A caged enrage is a fandango fume.

Tiger eyes garner glints in the gloom
and it will pounce on fair game or foul.
Tigers bloom where there’s oodles of room.
A caged enrage is a fandango fume.

Penelope Allen
©Zodiac Zoo®
November 2010

Now I’ll refer you to three posted ones here at Lit.org that I am very fond of. Fine examples of how utterly charming a villanelle can be even though there are some format flaws in one of them.
PeterPaulino’s Spell Villanelle
williamhill’s Betty Crocker Villanelle
Nitz Kitty's Are You Ready For This .. Villanelle

If you decide to write one and I hope you do, here’s a tip. Choose your rhyming words well so that you don’t run out half way through. I like to include internal rhymes, especially in the middle line of the tercet to enhance the rhyming factors. If you already have a villanelle in your collection and decide to post that or the LitOrg link to it instead wonderful!

As with Bob’s acrostic post adding them in the comment section is welcome and will prevent you from having to wait in the line up.

------
"Tigers bloom where there's oodles of room." Zodiac Zoo


Related Items

Comments

The following comments are for "Form Poetry Basics "
by Pen

lesson not learned
Years ago, I read one of your villanelles and was inspired to try my hand at them. And failed utterly. But at least I tried. Think I still have it in my files somewhere.

I'm glad you posted this so I don't have to pay for another writing class.

( Posted by: toscano [Member] On: February 13, 2011 )

of Villanelle, do tell..
Penelope,
What a big-fun trip to and through the Zoo.

Outstanding

( Posted by: Bobby7L [Member] On: February 13, 2011 )

Villanelle
one fabulous villanelle- it rolls off your tongue-

This style takes talent and effort. Being a lazy poet I find that this form requires focus,patience
and good poetic feel- I lack patience, they hurt my head but I will give it a try ...


my warmest
bob

( Posted by: TheRedCockRoach [Member] On: February 14, 2011 )

Well,.. that about says it....
Ronald Wilson Reagan, the President you know, had an expression he used a LOT, whenever something overwhelmed him to the point that he could not think of absolutely anything to say fitting the occassion, I just loved to hear him say it, LOL it goes....

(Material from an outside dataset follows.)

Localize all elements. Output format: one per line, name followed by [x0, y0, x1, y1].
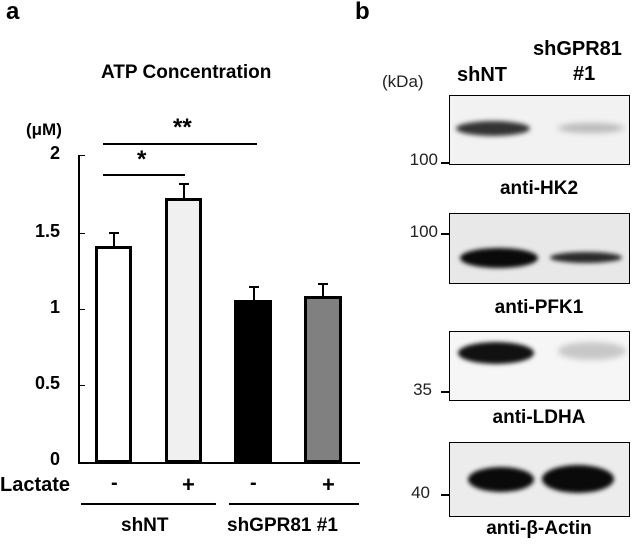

"Well. ... Well....Well...?""

I was named after RONALD WILSON Reagan, my name being Ronald Wilson, seems Mama had a real crush on him in the old b&w flicks. Mama was a movie fan of the highest degree, my middle name is Vaughn, and that is after Vaughn Monroe. (Moon Over Miami, Ghost Riders In the Sky, etc...."

( Posted by: veebdosa [Member] On: February 14, 2011 )

post nuptials
Odd lead in? Not if you're in the know!
Francisco - I hope you do give it a whirl. I will admit I find this style fairly easy to do but I'm not like Poeteye who can think in sonnets.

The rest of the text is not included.